To the persons involved in it, this episode was intensely dramatic. Sophia had surmised that Constance permitted liberties of speech to Amy; she had even guessed that Amy sometimes took licence to be rude. But that the relations between them were such as to allow the bullying of Constance by an Amy downright insolent--this had shocked and wounded Sophia, who suddenly had a vision of Constance as the victim of a reign of terror. "If the creature will do this while I'm here," said Sophia to herself, "what does she do when they are alone together in the house?"
"Well," she exclaimed, "I never heard of such goings-on! And you let her talk to you in that style! My dear Constance!"
Constance was sitting up in bed, the small tea-tray on her knees. Her eyes were moist. The tears had filled them when she knew that there was no letter. Ordinarily the failure of Cyril's letter would not have made her cry, but weakness had impaired her self- control. And the tears having once got into her eyes, she could not dismiss them. There they were!
"She's been with me such a long time," Constance murmured. "She takes liberties. I've corrected her once or twice."
"Liberties!" Sophia repeated the word. "Liberties!"
"Of course I really ought not to allow it," said Constance. "I ought to have put a stop to it long since."
"Well," said Sophia, rather relieved by this symptom of Constance's secret mind, "I do hope you won't think I'm meddlesome, but truly it was too much for me. The words were out of my mouth before I----" She stopped.
"You were quite right, quite right," said Constance, seeing before her in the woman of fifty the passionate girl of fifteen.
"I've had a good deal of experience of servants," said Sophia.

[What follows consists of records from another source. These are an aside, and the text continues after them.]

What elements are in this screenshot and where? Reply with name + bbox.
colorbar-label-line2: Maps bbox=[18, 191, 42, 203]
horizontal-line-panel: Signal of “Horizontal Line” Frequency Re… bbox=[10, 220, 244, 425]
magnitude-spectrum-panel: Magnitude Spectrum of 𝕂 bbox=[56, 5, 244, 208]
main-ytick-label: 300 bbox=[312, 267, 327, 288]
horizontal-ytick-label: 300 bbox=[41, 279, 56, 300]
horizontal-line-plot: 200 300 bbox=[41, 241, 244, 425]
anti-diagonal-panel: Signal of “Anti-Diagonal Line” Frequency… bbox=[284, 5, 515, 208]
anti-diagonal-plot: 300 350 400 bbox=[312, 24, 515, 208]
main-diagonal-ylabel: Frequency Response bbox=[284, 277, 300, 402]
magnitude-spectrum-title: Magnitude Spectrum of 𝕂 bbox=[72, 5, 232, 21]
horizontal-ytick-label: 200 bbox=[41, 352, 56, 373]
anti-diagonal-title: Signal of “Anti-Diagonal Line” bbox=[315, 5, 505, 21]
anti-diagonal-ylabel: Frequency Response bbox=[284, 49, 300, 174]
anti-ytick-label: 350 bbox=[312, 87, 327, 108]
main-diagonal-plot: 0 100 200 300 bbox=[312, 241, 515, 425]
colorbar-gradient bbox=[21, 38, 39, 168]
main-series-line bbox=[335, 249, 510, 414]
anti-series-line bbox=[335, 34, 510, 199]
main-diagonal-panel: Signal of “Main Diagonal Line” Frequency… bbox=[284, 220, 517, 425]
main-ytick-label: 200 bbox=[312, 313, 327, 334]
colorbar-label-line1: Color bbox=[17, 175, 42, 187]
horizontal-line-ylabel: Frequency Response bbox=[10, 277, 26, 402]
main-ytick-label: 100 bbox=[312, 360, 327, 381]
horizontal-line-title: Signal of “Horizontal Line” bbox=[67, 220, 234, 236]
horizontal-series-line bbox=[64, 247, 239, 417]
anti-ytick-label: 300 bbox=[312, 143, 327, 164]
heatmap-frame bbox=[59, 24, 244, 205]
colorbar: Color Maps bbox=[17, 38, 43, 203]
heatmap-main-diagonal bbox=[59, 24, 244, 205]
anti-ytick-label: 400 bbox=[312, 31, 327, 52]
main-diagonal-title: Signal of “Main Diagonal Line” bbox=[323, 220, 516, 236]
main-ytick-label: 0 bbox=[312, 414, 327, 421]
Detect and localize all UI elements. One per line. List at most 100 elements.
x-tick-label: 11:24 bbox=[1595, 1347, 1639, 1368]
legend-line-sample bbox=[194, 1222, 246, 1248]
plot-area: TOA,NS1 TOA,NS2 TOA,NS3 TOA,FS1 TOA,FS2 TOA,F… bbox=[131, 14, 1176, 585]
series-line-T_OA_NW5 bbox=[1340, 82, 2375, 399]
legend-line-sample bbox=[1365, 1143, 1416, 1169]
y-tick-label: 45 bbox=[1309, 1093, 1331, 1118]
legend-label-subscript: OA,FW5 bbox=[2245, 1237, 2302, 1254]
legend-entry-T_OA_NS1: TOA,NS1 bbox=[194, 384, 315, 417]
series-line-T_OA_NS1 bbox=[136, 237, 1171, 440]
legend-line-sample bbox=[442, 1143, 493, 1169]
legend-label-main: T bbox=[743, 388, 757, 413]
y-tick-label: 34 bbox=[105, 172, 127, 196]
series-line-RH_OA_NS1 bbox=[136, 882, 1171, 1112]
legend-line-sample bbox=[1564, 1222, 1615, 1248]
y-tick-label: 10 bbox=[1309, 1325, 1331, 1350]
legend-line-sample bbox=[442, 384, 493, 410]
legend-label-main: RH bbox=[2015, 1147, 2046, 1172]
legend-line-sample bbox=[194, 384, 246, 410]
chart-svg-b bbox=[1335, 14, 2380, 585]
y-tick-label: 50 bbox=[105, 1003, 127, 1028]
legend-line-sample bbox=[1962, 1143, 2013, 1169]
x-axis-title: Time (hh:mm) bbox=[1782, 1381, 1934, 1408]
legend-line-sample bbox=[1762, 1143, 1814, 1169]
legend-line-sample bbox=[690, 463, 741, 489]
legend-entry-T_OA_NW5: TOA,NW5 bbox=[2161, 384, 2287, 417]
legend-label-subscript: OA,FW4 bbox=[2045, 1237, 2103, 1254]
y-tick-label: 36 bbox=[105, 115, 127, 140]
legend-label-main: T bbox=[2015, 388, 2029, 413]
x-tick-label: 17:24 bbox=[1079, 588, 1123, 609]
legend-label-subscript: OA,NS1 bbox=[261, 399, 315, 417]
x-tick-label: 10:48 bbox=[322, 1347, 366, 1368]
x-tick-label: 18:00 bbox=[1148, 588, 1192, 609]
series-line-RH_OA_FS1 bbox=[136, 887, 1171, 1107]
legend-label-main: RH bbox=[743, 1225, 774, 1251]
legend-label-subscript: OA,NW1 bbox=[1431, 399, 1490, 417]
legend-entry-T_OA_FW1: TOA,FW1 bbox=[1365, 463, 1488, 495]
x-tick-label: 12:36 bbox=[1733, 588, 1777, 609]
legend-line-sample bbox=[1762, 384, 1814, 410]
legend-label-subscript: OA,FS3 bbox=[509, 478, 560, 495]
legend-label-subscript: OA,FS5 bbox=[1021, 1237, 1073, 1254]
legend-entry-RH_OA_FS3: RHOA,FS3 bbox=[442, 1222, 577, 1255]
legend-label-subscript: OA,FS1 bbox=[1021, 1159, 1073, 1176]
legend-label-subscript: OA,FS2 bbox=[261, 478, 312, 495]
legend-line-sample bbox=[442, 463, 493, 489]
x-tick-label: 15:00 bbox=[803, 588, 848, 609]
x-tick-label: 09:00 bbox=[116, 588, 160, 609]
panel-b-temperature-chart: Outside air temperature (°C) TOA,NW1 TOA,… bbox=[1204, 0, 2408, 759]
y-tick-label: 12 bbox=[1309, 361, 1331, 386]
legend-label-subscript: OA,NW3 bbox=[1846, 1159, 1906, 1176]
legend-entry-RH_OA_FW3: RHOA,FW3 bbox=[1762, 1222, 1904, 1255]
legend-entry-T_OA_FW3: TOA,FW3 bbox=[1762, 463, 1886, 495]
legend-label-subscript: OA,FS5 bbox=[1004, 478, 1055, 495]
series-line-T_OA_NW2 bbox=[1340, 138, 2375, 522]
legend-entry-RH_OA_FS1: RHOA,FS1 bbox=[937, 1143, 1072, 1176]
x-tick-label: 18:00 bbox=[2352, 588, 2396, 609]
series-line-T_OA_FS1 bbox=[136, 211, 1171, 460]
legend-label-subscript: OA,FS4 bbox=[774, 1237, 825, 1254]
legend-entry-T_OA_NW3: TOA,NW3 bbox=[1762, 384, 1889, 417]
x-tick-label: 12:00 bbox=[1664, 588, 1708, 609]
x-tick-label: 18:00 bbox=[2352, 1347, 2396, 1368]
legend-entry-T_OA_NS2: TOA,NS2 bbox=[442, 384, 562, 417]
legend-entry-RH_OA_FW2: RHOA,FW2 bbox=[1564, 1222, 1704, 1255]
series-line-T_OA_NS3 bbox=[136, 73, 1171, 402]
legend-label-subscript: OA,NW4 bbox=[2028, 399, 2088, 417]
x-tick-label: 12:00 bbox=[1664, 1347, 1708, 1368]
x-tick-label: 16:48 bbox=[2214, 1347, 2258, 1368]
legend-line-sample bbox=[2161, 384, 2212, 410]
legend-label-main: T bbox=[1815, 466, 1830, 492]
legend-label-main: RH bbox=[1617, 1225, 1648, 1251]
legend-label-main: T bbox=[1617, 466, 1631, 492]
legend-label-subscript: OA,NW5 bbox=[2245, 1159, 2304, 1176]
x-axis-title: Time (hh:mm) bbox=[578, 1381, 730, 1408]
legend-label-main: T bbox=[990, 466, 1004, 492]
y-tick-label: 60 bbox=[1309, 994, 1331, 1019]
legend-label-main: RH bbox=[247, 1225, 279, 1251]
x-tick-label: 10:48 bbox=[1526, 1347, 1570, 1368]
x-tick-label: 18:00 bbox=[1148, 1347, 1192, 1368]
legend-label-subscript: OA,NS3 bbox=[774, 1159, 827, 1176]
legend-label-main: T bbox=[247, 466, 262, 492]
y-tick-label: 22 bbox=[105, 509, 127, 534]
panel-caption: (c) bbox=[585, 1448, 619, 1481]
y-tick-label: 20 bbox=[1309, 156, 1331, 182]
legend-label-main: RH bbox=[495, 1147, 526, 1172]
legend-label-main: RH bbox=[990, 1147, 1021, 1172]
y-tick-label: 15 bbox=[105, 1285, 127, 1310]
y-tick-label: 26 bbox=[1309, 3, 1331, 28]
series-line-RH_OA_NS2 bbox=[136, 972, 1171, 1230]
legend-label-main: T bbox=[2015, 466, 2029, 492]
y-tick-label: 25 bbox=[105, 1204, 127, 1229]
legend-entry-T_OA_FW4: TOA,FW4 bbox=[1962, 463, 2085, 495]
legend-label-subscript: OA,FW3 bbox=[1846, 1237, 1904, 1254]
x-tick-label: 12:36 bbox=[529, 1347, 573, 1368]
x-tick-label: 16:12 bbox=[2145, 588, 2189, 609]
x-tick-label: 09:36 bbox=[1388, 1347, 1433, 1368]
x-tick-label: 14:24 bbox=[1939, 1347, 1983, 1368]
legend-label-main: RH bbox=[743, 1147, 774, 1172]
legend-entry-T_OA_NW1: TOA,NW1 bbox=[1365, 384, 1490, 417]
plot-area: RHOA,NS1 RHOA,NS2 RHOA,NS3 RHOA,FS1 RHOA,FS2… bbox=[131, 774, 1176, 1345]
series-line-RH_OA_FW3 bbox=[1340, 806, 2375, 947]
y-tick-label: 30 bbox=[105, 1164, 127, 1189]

"I know you have," Constance put in.
"And I'm convinced that it never pays to stand any sauce. Servants don't understand kindness and forbearance. And this sort of thing grows and grows till you can't call your soul your own."
"You are quite right," Constance said again, with even more positiveness.
Not merely the conviction that Sophia was quite right, but the desire to assure Sophia that Sophia was not meddlesome, gave force to her utterance. Amy's allusion to extra work shamed Amy's mistress as a hostess, and she was bound to make amends.
"Now as to that woman," said Sophia in a lower voice, as she sat down confidentially on the edge of the bed. And she told Constance about Amy and the dogs, and about Amy's rudeness in the kitchen. "I should never have DREAMT of mentioning such things," she finished. "But under the circumstances I feel it right that you should know. I feel you ought to know."
And Constance nodded her head in thorough agreement. She did not trouble to go into articulate apologies to her guest for the actual misdeeds of her servant. The sisters were now on a plane of intimacy where such apologies would have been supererogatory. Their voices fell lower and lower, and the case of Amy was laid bare and discussed to the minutest detail.